The Relationship Maze
Change your thoughts, transform your relationships
May 16, 2021
In this episode we explore the connection between thoughts, feelings, physical sensations and behaviour. Cognitive Behaviour Therapy (CBT) has been useful at helping us identify how our interpretations of a particular event, rather than the event itself, determines how we feel about it. It is our reaction to situations that make them problematic, not the situation itself. Most of the time something happens to us and we assume that the thing that happens to us makes us feel sad, upset, angry etc. What we often fail to pay attention to is that we have an underlying belief or belief system that assesses a situation and comes up with an interpretation. These interpretations frequently don't serve us well. This is true in relationships where our partners says or does something that we interpret as disrespectful, annoying or hurtful. Subsequently we may fight back or sulk and lick our wounds. It is also true in dating scenarios where you may chose to interpret another person's lack of response as a lack of interest. Understanding our underlying beliefs gives us more control over the outcome of a situation that we find frustrating. We have a choice in being offended for example. Thoughts, feelings, physical sensations and behaviours are in constant interaction with each other. For example, I might think that nobody likes me. I then feel sad or angry. I notice a sinking feeling in my stomach. As a result, I may decide to stay at home in order to avoid feeling bad about myself. This is in turn will generate thoughts that I am not worthy of liking and so on and so forth. In a CBT model the idea is to break this cycle. You can start for example to change the behaviour by going out more often. This might make you feel a bit better about yourself and can positively influence thoughts and feelings.
In this episode we give you a brief overview of some of the main ideas of CBT. We briefly talk about the ABC model and the 'hot cross' bun, a model that describes the connection between thoughts, feelings, physical sensations and behaviour.

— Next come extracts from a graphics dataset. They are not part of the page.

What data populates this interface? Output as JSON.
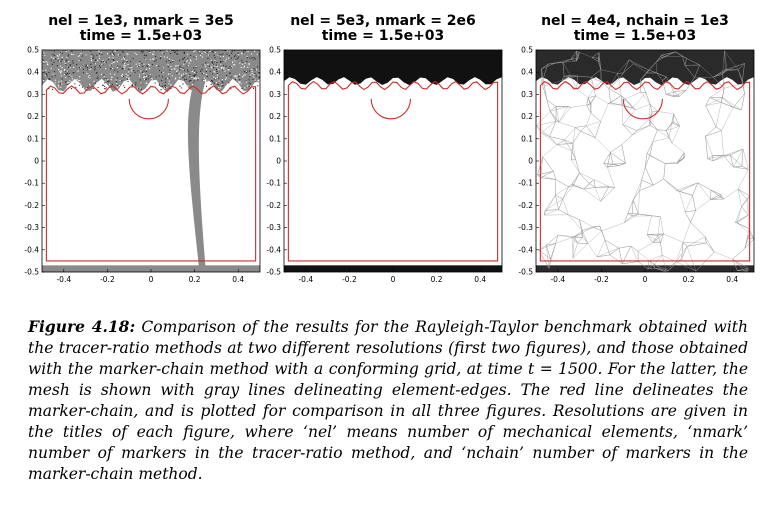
{
  "panels": [
    {
      "title_line1": "nel = 1e3, nmark = 3e5",
      "title_line2": "time = 1.5e+03",
      "style": "markers-low"
    },
    {
      "title_line1": "nel = 5e3, nmark = 2e6",
      "title_line2": "time = 1.5e+03",
      "style": "markers-high"
    },
    {
      "title_line1": "nel = 4e4, nchain = 1e3",
      "title_line2": "time = 1.5e+03",
      "style": "mesh"
    }
  ],
  "axes": {
    "y_ticks": [
      "0.5",
      "0.4",
      "0.3",
      "0.2",
      "0.1",
      "0",
      "-0.1",
      "-0.2",
      "-0.3",
      "-0.4",
      "-0.5"
    ],
    "x_ticks": [
      "-0.4",
      "-0.2",
      "0",
      "0.2",
      "0.4"
    ],
    "xlim": [
      -0.5,
      0.5
    ],
    "ylim": [
      -0.5,
      0.5
    ]
  },
  "colors": {
    "chain": "#d42a2a",
    "dense_fluid": "#111111",
    "mesh": "#9a9a9a"
  },
  "caption": {
    "figure_label": "Figure 4.18:",
    "text": "Comparison of the results for the Rayleigh-Taylor benchmark obtained with the tracer-ratio methods at two different resolutions (first two figures), and those obtained with the marker-chain method with a conforming grid, at time t = 1500. For the latter, the mesh is shown with gray lines delineating element-edges. The red line delineates the marker-chain, and is plotted for comparison in all three figures. Resolutions are given in the titles of each figure, where ‘nel’ means number of mechanical elements, ‘nmark’ number of markers in the tracer-ratio method, and ‘nchain’ number of markers in the marker-chain method."
  }
}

In our online course The Relationship Maze we explore in more detail how our thoughts mediate the relationship between situations, emotional reactions and behaviour in the context of relationships.
Our behaviour impacts on the way that we think and feel about ourselves and our (potential) partner.

We explore how you can work at changing your thoughts, feelings or behaviours and how this will positively impact on your and your partner. 

For example, if you are getting very anxious  when going on dates, struggling with low self-esteem or confidence there are techniques you can use to challenge your thoughts, feelings and behaviours.

If you are in a relationship you can work on automatically blaming your partner, instead looking at the automatic underlying thoughts and assumptions that you may have, which may not serve you will in your relationship. You can also learn to find out what your trigger points for these automatic thoughts are.